The total ring of fractions of a reduced Noetherian ring is a direct product of fields

This is question 6.5 in Matsumura's "Commutative ring theory":

How can I prove that the total ring of fractions of a reduced Noetherian ring is a direct product of fields?

• Hint: A Noetherian ring has only finitely many prime ideals belonging to $0$. Jul 14, 2011 at 9:21
• Is the converse true? Nov 6, 2018 at 0:22

Since $$A$$ is a reduced Noetherian ring, the minimal prime ideals $$P_1, \dots, P_n$$ are exactly the primes belonging to $$(0)$$. Pick $$S = A \setminus (P_1 \cup \dots \cup P_n)$$ the multiplicative set of non-zero-divisors of $$A$$.

Observe that the only primes of $$S^{-1}A$$ are $$S^{-1}P_1, \dots, S^{-1}P_n$$, so they are pairwise coprime. By Chinese Remainder Theorem, the product $$f \ \colon \ S^{-1} A \longrightarrow \prod_{i=1}^n S^{-1}A / S^{-1} P_i$$ of the quotient projections $$S^{-1} A \to S^{-1}A / S^{-1} P_i$$ is surjective. On the other hand, $$f$$ is injective because $$S^{-1} P_1 \cap \dots \cap S^{-1} P_n = 0$$. It is clear that $$S^{-1} A / S^{-1}P_i$$ is the residue field $$k(P_i)$$ of $$P_i$$.

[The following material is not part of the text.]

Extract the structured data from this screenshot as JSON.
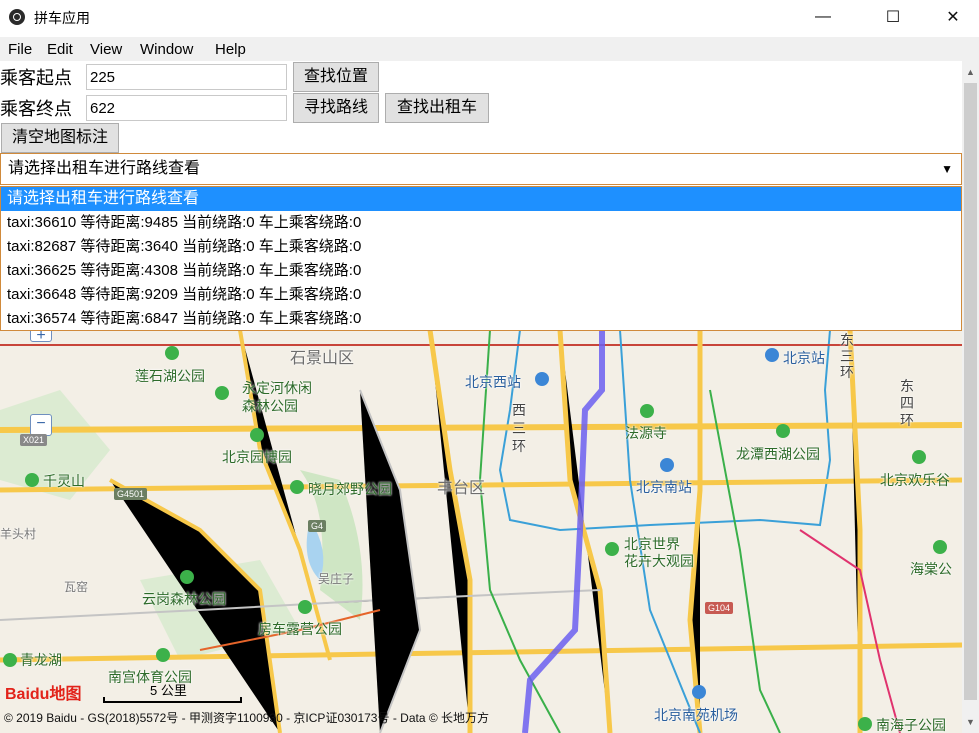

The total ring of fraction $$Q(A)$$ is artinian (its non invertible elements are zero divisors so that all its minimal primes are maximal): it is the product $$A=\prod_i A/\mathfrak{m}_i^{k_i}$$ with $$\mathfrak{m}_i$$ its minimal/maximal prime ideals (see for example Atiyah MacDonald 8.7)

The total ring of fraction $$Q(A)$$ is still reduced (commutation of $$S^{-1}$$ and nilradical - Atiyah MacDonald 3.11 - or by hand $$(a/s)^k=0\implies ta^k=0\implies (ta)^k=0\implies A/s=0$$): all the factor $$A/\mathfrak{m}_i^{k_i}$$ must be with $$k_i=1$$.